Patient should be active and eat a regular diet that includes at least 150 grams of carbohydrate daily for three days prior to the test. Patient should be instructed not to eat or drink anything except water for at least eight hours and not more than 14 hours before the test. Patients should also be advised to discontinue, whenever possible, all nonessential medication that can affect glucose metabolism at least three days before testing.

Collection Instructions:

Gel-barrier tubes (2) or gray-top (sodium fluoride/potassium oxalate plasma) tubes (2).

Draw a fasting blood sample before administering glucose.

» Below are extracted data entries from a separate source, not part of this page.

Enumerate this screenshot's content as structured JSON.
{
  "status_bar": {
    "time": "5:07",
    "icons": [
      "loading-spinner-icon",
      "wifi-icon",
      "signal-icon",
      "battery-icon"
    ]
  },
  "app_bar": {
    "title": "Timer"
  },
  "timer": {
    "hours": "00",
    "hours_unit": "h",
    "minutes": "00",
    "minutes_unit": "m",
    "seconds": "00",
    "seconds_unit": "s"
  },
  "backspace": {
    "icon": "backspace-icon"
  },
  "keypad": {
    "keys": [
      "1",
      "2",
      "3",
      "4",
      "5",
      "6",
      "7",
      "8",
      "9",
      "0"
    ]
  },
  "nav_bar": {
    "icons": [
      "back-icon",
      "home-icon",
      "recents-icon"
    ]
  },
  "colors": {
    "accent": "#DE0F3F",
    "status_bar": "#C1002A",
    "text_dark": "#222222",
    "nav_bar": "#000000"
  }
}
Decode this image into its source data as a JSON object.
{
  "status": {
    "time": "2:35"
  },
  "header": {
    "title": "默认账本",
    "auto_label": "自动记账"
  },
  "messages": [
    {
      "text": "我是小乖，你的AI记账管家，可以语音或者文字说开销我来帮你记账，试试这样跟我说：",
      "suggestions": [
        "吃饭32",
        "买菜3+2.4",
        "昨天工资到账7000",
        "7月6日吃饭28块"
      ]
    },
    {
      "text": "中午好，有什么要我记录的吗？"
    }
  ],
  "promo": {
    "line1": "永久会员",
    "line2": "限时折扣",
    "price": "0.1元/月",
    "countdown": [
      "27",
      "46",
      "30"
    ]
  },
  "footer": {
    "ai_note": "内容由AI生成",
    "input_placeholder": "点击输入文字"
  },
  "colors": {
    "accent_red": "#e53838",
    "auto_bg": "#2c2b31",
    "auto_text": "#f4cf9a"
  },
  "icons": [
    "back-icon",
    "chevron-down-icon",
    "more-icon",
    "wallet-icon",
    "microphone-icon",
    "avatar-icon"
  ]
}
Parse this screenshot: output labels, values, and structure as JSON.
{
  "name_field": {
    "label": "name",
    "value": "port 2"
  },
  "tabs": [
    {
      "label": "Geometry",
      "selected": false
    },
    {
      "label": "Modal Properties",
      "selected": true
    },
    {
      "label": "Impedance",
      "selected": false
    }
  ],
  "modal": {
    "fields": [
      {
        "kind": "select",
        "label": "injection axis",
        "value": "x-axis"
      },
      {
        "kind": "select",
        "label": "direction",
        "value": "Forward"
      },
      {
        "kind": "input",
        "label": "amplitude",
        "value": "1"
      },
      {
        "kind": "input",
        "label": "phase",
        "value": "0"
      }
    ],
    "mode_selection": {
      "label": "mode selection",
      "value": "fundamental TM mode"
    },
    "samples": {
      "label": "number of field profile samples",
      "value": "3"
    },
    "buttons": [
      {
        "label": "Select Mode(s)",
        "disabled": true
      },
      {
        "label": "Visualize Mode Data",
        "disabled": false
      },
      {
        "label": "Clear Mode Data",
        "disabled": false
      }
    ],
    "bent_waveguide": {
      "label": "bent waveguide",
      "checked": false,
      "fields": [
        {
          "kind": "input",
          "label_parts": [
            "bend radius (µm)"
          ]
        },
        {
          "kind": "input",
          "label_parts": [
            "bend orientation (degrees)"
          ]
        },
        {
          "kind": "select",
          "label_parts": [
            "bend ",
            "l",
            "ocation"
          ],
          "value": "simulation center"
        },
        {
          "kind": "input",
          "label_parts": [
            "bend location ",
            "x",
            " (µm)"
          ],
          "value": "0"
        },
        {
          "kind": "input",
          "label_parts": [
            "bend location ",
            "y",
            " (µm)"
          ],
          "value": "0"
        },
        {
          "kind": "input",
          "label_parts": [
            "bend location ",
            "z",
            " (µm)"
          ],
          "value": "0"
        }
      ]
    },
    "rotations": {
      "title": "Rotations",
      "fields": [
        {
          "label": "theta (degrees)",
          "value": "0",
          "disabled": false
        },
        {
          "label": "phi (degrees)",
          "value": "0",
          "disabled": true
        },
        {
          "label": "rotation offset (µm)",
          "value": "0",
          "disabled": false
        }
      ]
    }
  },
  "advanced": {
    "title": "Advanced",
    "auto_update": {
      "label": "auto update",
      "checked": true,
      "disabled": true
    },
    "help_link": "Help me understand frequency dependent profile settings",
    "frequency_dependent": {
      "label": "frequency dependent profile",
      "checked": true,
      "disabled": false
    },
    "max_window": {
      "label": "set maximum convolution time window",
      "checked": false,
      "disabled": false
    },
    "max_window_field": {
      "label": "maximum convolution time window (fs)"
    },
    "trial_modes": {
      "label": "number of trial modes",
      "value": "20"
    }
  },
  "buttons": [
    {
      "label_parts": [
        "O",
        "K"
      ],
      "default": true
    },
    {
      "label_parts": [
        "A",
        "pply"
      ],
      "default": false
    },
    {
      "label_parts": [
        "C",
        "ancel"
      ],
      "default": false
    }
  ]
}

Administer a 75-gram glucose and draw blood after two hours. The patient should remain seated throughout the test. Submit 1 mL serum or plasma for fasting and two-hour specimens. Separate serum or plasma from cells within 45 minutes of venipuncture. Gray-top tubes only, may be submitted without centrifugation. Label each tube with the patient's name and collection time interval. (ie, fasting and two-hour).

Maintain specimen at room temperature.